Michele Faissola, Global Head of Rates at Deutsche Bank, commented: “Both Markit and SwapsWire have developed sophisticated and valued services, and we believe the combination of these two firms will support the industry's constant optimisation of operational risk management.”

David Lown, Executive Vice President at PIMCO, said: "As a client of Markit’s comprehensive workflow service, we believe this deal will be of immense value to the buy-side community. The integration of SwapsWire’s real-time confirmation tool into the Markit service will give us a cross-asset platform with electronic straight-through-processing, allowing us to support our growing OTC derivative businesses with greater operational efficiency.”

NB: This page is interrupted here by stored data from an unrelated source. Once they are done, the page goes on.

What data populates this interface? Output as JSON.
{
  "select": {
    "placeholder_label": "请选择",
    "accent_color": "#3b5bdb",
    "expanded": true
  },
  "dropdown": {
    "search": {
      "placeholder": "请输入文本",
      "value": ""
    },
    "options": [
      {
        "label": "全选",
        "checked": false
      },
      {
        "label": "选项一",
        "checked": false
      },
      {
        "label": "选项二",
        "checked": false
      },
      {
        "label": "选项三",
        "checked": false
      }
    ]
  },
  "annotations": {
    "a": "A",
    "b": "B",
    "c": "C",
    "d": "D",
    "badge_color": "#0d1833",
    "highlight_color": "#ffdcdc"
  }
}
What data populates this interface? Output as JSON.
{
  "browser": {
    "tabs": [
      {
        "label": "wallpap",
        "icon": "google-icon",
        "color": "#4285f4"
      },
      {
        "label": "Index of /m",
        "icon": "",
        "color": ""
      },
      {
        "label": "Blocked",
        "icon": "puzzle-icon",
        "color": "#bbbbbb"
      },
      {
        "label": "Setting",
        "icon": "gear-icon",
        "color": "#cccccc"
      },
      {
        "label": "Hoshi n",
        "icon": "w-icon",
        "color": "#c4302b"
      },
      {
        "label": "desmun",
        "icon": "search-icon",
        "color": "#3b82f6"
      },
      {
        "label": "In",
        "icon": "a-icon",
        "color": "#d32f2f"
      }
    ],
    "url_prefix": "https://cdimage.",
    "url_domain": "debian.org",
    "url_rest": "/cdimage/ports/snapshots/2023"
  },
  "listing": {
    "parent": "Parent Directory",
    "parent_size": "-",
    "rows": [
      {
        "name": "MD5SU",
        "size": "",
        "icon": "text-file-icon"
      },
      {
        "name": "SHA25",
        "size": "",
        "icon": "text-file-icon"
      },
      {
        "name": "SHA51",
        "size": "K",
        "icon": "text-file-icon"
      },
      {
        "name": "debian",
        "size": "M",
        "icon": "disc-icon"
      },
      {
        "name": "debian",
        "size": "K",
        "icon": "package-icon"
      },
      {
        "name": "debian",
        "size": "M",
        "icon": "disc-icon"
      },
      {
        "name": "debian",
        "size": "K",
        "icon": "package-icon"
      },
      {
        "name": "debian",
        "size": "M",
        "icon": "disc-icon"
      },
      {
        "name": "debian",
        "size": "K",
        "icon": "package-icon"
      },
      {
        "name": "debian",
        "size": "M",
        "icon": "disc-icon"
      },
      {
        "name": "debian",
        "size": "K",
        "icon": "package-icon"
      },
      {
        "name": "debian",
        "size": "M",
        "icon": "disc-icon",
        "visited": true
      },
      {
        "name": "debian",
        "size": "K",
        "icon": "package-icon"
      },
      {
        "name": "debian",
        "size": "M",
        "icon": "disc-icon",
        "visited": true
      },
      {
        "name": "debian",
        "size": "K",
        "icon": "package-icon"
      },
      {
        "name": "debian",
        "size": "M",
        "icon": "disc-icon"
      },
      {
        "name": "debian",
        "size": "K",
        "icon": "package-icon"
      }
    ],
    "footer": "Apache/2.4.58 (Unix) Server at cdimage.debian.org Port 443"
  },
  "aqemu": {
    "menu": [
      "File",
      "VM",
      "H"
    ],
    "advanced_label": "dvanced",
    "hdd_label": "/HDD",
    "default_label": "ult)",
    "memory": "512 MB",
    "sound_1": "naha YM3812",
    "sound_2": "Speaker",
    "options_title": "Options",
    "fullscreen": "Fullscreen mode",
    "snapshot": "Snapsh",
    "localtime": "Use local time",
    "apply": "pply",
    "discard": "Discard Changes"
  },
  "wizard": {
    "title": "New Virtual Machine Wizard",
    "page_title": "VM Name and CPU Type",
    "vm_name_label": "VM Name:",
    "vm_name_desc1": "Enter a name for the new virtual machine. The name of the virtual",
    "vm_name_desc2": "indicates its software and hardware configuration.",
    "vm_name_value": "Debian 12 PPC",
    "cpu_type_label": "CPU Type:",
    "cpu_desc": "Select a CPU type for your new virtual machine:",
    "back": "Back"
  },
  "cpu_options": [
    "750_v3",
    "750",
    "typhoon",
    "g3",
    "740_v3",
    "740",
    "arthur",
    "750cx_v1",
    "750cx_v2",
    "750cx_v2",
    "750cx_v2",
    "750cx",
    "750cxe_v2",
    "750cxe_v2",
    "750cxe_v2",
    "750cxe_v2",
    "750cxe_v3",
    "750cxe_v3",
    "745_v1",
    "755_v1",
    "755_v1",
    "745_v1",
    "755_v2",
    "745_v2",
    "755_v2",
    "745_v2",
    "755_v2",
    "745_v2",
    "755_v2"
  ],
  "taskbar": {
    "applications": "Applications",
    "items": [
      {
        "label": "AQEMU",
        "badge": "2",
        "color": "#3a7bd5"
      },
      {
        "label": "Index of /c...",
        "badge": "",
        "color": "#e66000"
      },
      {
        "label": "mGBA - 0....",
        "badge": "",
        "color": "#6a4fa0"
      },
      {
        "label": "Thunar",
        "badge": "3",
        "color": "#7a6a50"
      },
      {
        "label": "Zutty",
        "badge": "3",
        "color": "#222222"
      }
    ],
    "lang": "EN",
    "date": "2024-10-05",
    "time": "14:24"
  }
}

The latest statistics from the Bank for International Settlements (BIS) show that the OTC derivative markets grew by 25% in the first half of 2007, compared to a 12% increase in the second half of 2006 [1]. The average number of outstanding confirmations doubled year-on-year, according to Markit’s latest Quarterly Metrics report which surveys key operational statistics among the top 18 dealers. Aggressive growth in volumes has led to mounting backlogs which continue to attract regulatory scrutiny.